Social capital defined by Hanifan (1916, p.130) is:

Those tangible substances [that] count for most in the daily lives of people: namely good will, fellowship, sympathy, and social intercourse among the individuals and families who make up a social unit. . . . If [an individual comes] into contact with his neighbor, and they with other neighbors, there will be an accumulation of social capital, which may immediately satisfy his social needs and which may bear a social potentiality sufficient to the substantial improvement of living conditions in the whole community. (Hanifan, 1916, p.130)

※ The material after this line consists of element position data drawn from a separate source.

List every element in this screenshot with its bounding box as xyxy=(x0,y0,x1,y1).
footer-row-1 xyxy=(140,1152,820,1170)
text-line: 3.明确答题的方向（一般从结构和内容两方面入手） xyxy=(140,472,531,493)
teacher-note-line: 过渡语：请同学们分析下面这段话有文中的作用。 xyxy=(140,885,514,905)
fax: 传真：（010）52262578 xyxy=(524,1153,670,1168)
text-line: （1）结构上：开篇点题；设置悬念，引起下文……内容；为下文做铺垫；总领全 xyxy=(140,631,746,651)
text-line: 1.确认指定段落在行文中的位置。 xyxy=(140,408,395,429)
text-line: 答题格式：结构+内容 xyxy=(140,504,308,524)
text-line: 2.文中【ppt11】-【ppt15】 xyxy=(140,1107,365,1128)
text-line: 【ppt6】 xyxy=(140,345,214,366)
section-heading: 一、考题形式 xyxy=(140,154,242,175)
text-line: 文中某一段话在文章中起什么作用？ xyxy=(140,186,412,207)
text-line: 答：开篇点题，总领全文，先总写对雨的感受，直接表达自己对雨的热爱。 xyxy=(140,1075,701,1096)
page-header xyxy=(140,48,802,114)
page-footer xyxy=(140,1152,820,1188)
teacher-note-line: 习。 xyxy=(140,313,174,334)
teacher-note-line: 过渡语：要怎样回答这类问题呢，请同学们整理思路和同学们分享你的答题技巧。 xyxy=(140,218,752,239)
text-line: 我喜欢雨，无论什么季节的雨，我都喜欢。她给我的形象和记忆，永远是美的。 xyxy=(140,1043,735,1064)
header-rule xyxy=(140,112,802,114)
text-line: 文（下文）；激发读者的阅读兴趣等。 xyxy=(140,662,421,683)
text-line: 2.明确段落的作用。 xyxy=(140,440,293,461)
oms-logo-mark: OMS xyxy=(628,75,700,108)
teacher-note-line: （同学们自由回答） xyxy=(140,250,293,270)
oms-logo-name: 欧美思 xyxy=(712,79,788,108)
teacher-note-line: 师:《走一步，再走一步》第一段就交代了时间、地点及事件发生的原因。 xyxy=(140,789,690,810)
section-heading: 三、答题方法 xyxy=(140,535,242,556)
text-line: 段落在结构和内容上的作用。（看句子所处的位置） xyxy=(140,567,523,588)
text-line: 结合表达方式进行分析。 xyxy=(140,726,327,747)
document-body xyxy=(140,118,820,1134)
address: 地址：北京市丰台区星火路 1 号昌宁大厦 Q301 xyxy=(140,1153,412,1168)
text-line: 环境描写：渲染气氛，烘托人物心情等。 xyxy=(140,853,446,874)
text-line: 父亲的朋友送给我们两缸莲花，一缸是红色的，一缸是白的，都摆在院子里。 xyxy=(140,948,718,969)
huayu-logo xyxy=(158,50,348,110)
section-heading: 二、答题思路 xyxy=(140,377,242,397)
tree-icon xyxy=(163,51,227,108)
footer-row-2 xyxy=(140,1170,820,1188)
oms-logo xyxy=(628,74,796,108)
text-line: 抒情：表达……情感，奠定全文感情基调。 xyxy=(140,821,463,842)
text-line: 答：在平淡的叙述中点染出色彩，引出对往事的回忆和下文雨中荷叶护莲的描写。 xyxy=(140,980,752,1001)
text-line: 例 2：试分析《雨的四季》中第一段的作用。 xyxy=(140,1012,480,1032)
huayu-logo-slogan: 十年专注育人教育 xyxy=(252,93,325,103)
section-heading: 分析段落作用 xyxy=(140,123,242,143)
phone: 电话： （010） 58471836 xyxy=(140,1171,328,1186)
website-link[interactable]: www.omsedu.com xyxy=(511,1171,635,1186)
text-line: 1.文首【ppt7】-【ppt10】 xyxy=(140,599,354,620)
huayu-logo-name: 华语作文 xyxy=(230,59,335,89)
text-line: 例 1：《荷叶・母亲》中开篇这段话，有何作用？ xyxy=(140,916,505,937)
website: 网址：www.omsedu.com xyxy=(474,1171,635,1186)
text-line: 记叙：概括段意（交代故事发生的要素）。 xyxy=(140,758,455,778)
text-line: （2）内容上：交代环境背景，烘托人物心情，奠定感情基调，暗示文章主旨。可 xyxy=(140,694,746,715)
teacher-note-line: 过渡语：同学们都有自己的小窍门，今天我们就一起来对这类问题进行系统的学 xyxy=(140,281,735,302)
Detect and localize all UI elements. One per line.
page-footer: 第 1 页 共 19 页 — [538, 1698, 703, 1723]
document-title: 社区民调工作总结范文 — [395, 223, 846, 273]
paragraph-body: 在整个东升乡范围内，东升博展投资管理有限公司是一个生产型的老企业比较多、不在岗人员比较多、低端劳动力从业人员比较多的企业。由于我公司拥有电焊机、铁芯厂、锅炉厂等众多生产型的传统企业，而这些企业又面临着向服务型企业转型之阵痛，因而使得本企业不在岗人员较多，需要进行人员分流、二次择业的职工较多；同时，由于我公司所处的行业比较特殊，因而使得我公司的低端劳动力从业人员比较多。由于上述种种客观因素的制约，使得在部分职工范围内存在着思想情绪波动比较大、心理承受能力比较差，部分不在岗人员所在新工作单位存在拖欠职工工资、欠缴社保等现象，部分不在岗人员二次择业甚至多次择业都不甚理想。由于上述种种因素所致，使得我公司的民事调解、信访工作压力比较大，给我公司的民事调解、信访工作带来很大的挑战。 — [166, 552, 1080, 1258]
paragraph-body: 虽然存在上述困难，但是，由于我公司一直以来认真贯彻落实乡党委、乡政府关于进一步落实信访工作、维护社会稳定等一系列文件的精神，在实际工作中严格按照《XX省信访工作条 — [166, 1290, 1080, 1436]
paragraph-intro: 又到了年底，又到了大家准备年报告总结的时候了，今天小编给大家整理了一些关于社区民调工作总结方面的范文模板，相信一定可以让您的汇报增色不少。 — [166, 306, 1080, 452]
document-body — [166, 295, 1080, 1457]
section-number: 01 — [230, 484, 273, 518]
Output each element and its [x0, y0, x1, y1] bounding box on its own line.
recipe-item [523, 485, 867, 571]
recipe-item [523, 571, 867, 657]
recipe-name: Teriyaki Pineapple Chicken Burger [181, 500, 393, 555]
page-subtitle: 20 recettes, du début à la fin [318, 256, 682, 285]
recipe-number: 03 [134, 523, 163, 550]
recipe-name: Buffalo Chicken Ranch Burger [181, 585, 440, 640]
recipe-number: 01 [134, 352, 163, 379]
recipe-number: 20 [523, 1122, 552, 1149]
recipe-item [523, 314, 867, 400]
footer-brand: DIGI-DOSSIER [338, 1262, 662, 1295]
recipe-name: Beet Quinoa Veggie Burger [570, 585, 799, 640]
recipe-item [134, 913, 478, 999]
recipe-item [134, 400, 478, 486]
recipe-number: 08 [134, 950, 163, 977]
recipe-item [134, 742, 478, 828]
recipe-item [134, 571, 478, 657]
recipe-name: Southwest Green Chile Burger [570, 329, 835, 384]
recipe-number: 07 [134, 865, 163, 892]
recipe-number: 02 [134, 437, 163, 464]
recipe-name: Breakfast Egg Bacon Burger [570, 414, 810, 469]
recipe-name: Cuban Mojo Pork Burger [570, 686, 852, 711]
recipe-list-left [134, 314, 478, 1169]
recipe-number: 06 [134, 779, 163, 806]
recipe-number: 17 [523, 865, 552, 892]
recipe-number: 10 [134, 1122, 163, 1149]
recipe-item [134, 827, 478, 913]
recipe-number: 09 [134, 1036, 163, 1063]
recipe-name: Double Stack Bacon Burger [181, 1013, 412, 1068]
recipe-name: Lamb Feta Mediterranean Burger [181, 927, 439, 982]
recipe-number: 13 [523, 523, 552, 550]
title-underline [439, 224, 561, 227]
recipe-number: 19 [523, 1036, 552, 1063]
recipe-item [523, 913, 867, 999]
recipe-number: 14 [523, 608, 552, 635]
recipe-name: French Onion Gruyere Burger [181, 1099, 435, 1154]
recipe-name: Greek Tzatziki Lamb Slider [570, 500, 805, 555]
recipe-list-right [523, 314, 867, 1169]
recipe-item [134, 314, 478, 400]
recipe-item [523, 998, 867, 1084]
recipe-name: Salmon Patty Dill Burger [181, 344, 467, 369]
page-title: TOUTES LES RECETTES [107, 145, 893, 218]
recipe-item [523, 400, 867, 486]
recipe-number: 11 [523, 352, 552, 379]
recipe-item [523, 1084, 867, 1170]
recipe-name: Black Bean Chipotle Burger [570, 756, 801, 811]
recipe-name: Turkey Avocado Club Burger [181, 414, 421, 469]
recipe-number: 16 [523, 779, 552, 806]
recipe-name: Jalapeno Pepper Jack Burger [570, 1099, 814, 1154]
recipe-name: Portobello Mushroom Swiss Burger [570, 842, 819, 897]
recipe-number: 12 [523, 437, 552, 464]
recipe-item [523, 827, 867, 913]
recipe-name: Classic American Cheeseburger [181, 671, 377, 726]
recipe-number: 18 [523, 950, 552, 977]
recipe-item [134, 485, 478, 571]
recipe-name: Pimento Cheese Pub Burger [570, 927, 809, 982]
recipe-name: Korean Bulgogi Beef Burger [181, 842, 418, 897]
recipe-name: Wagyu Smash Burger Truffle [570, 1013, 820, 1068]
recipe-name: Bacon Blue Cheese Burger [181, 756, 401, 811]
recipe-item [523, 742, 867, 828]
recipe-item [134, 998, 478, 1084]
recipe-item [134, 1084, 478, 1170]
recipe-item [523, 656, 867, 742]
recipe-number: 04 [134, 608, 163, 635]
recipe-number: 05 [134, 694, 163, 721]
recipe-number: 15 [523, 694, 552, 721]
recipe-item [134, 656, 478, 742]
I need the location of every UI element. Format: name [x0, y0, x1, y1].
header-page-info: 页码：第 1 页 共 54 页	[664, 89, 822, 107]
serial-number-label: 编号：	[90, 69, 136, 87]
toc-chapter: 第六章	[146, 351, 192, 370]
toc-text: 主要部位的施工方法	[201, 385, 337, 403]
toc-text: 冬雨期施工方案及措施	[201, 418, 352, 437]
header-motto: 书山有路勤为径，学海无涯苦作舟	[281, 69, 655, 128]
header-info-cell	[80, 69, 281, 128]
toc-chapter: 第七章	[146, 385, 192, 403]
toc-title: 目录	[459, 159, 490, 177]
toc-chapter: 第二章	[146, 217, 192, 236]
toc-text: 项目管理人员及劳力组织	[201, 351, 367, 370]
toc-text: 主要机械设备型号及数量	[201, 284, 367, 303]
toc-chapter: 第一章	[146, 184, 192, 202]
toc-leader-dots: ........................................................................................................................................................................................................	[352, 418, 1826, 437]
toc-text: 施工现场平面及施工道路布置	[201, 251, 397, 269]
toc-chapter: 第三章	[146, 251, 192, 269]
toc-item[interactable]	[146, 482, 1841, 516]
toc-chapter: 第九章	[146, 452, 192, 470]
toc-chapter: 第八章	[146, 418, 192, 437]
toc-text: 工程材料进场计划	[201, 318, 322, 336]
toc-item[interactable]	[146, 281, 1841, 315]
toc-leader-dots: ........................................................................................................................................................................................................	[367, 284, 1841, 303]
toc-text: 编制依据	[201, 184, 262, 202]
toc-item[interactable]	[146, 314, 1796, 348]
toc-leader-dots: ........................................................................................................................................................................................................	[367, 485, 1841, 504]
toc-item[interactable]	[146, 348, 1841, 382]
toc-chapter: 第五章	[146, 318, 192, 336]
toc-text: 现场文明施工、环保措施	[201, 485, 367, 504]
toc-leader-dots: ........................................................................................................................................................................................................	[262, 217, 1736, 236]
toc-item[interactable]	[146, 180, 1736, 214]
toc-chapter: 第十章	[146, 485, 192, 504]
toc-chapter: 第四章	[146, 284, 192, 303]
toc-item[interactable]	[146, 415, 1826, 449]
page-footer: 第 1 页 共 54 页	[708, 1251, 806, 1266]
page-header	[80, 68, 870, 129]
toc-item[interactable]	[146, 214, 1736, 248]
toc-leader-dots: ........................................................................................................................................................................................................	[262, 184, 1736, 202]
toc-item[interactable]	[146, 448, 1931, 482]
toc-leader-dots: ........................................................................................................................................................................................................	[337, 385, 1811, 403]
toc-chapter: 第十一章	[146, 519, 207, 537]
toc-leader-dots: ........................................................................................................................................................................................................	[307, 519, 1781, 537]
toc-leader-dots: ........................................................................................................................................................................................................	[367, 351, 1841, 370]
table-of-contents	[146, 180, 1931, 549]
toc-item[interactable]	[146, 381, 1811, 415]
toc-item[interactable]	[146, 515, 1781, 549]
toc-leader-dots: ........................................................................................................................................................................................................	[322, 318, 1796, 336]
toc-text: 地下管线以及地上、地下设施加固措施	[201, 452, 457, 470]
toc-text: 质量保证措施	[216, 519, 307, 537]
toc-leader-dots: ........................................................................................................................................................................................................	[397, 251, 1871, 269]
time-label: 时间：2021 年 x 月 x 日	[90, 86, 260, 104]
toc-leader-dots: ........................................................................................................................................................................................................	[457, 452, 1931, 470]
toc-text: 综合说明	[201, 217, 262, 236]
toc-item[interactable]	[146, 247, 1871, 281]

Today, communication researchers believe that social capital is positive as long as it has a constructive effect on people’s lives (Woolcook & Narayan, 2000). The idea of social capital is one of the important assets that can be used during a crisis, used for one’s enjoyment or leveraged for one’s gain. That is why people may volunteer for community groups, help disadvantaged children knowing that they need more than motivation, participating in church groups or assisting in fundraising for special causes. People in this type of community have more social capital and are in a stronger place to combat exposures from organizations and other invading forces.

Social relations and political ties lead to the first type of social capital that organizations and activists’ groups rely heavily upon, the networks view. Granovetter (1973), “recognizes that strong intracommunity ties give families and communities a sense of identity and common purpose” (Astone et al., 1999). On the other hand, “…without weak intercommunity ties, such as those that cross various social divides based on religion, class, ethnicity, gender, and socioeconomic status, strong horizontal ties can become a basis for the pursuit of narrow sectarian interests” (Woolcock & Narayan, 2000).